FAŞİZME KARŞI TOPYEKUN DİRENİŞTE ŞEHİR SAVAŞLARI VE GÖREVLERİMİZ-49.BÖLÜM
Arkadaşlar bütün ayrıntılarıyla bu konuların üzerinde durmalı ve bilmelidirler. Öyle değil kolaydır, basittir, şehirlere istediğimiz gibi gireriz, gezeriz, yaparız demesinler. ‘Her taraf insan kaynıyor kim kimi görecek?’ Böyle yaklaşımlar da olmuyor değildir. Belki söylediklerimiz çok kaba tanımlamalar, ama bunlar da pratikte var. Arkadaşlar öyle bir şey yok, bu tür sorunlar ortaya çıkmıyor, yaşanmıyor demesin. Hayır var ve bunlar yaşanıyor. Onun için YPS’nin çok daha fazla gizlilik kurallarına riayet etmesi, daha ciddiye alması, daha disiplinli hareket etmesi gerekiyor.
Durum DGH için de öyledir. Eylemde başarılı olabilmesi, varlığını, etkinliğini sürdürebilmesi için DGH’nin daha örgütlü, disiplinli hareket edebilmesi gereklidir. Her tarafta düşmanın kaynadığı bir yerde biz de disiplinli, örgütlü olacağız ki, düşman gücünü kıralım. Örgütsüz olursanız hiçbir şey olmaz. Buna rağmen örgütlü davranış çok azdır. Onlar üzerinde de duracağız. Eskiden polisler toplandığında birkaç örgütlü grup olsa ezer geçerdi, ama öyle olmadı. O tür bir örgütlülükle zarar verici eylem yaptılar. Biz üzerlerine gidemedik. Gerçi şimdi o durum ortadan kalkmıştır, ona bile zemin bırakılmıyor. Şehirlerde toplumsal hareketi bastırabilmek, kitle şiddetine dayalı eylemler geliştirecek güçleri etkisiz kılabilmek için her yerden donanım almıştır. Buna göre kendisini örgütlüyor. O halde bizim de düşman gücünü, tekniğini, taktiğini dikkatli bir biçimde değerlendirerek, kendimizi o çerçevede dikkatli, duyarlı, disiplinli bir hale getirip örgütlü kılmamız gerekiyor. Bu eylem alanında başka türlü başarılı olmak, düşmanı etkisizleştirmek, sonuç alıcı olmak kesinlikle mümkün değildir. Eğer örgütlü olursa bütün hedefleri vurabilir. Düşmanın gözünü kör edip, kulağını kırıp öyle üzerine gidebilir. Teknik gücü sürekli kırıp yok etmek lazım. Düşmanın bilmediği anda harekete geçmek lazım. Özellikle olaylar geliştiğinde anında harekete geçebilecek bir örgütlülük sonuç alıcı olur.
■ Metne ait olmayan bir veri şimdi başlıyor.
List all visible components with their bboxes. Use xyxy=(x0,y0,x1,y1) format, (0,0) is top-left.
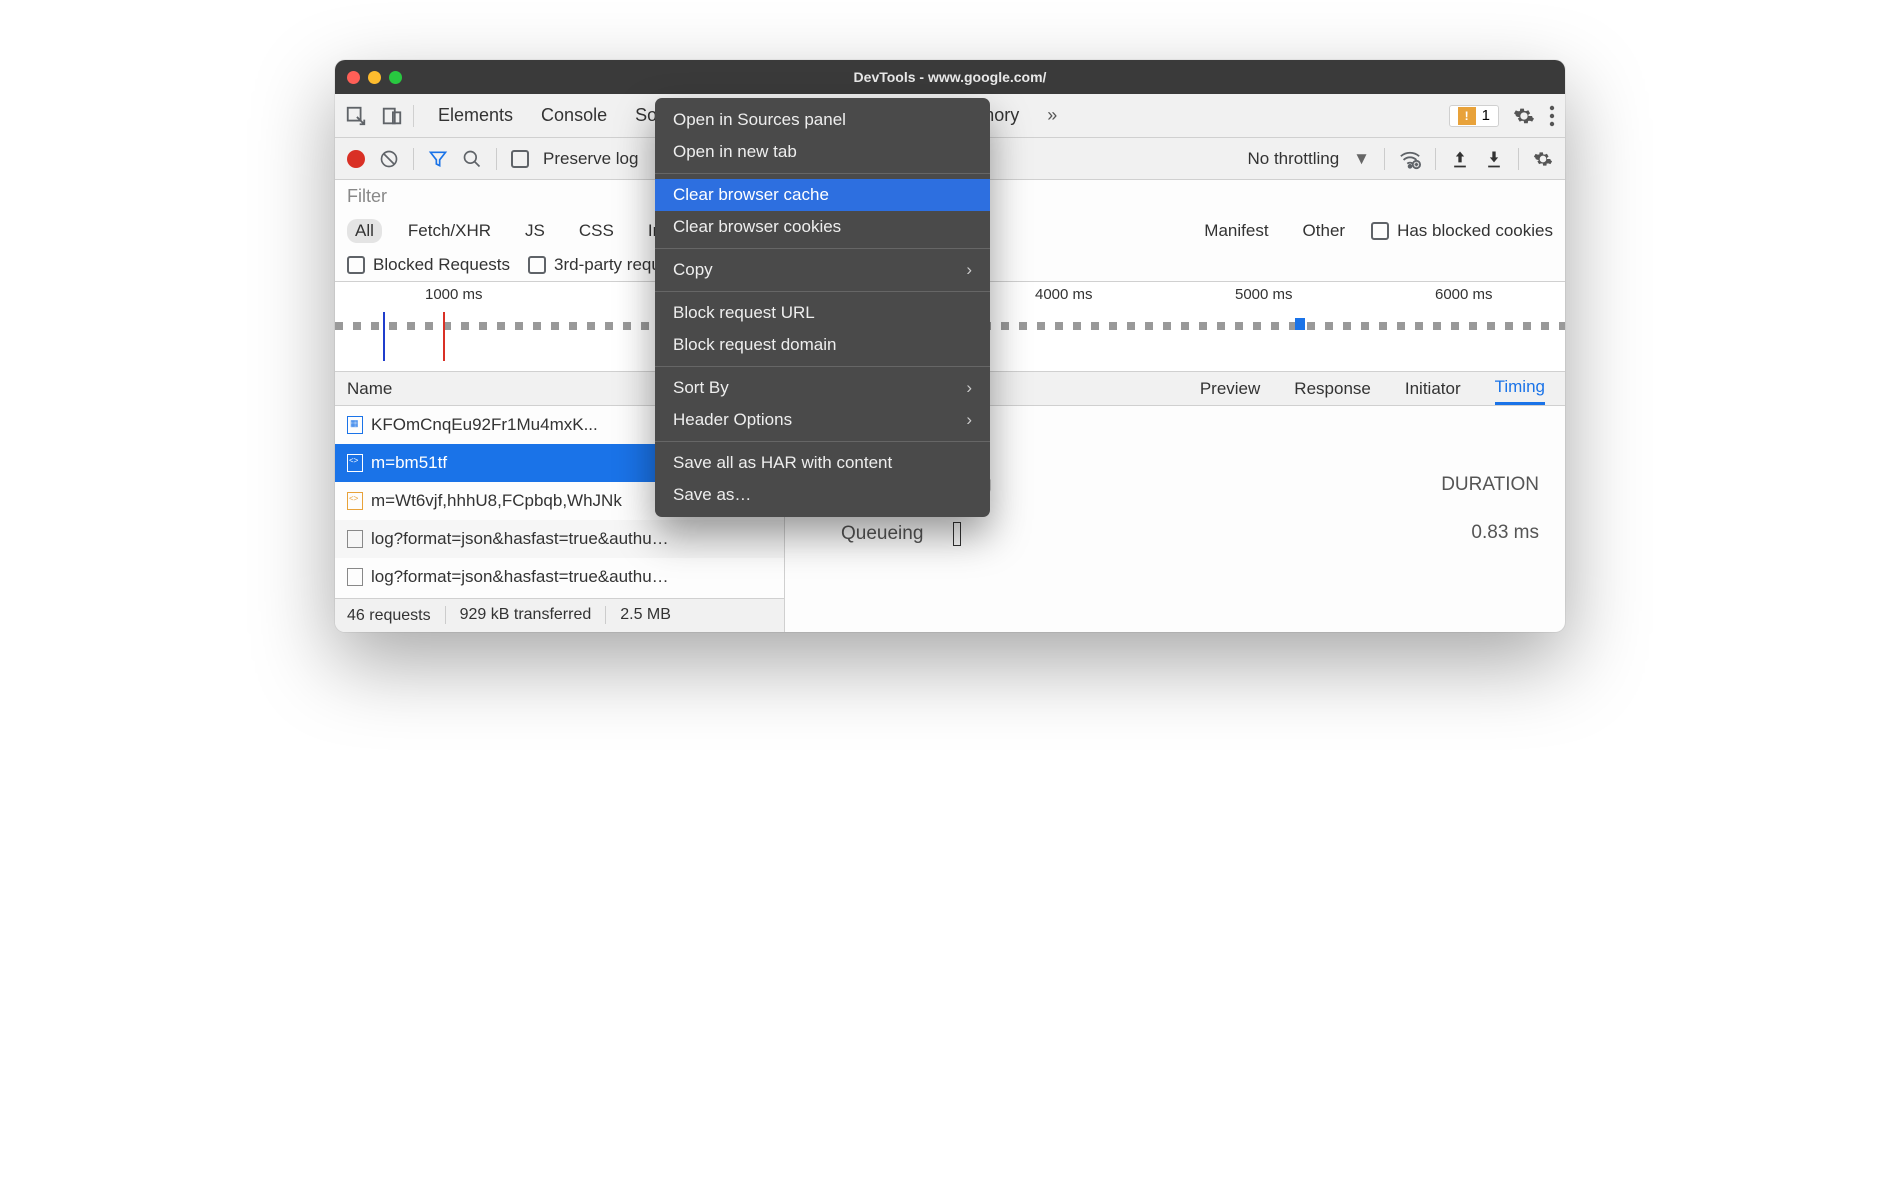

Burada özellikle DGH tepki verebilir. Düşman daha hazırlıksızken önemli rol oynayabilir. Bir olay olduğunda polisten daha önce harekete geçip tepki gösterdi mi, toplumu harekete geçirir, polis denetimini kaybettirir. Ortaya büyük gelişmeler çıkar. O zaman böyle ani tepkiler veren, anında hızla harekete geçebilen, ortaya çıkan fırsatları hızla değerlendirebilen bir eylem tarzımız, duruşumuz da olmalıdır. Başarıyla hareket edebilmek, düşmanın denetimini boşa çıkarabilmek için bu tür eylem ve hareketler, tarz itibariyle rol oynayıcı, sonuç alıcıdır.
Bunlar üzerinde daha fazla durmak, kafa yormak gereklidir. Bunlar daha da ayrıntılandırılacak hususlardır. Ne kadar yoğunlaşılsa da azdır. Bütün bunlar yaratıcılık istiyor. Doğru şudur: ‘Böyle olacak’ şeklinde netleştirilecek, kesinleştirilecek hususlar değildir. Ancak perspektif olabilir, gerisi yaratıcılık, yaratıcılık, yaratıcılıktır. Aklımızı kullanarak yaratıcı davranacağız. Devrimi yapanın devrimci olması, her türlü teknikten üstün olanın, insan aklı ve yaratıcılığının olması buradan ileri geliyor. Önder Apo, “En büyük teknik, insandır” dedi. “Biz, insan gücünü harekete geçirerek, düşmanın her türlü teknik üstünlüğünü yerle bir edecek, aşacak ve her türlü mücadeleden başarıyla, zaferle çıkacağız” dedi. Gerçekten insan gücü harekete geçirilirse böyle bir sonuç alınabilir. PKK’nin 40 yıllık mücadelesi bu gerçeği defalarca doğrulamış ve kanıtlamış durumdadır.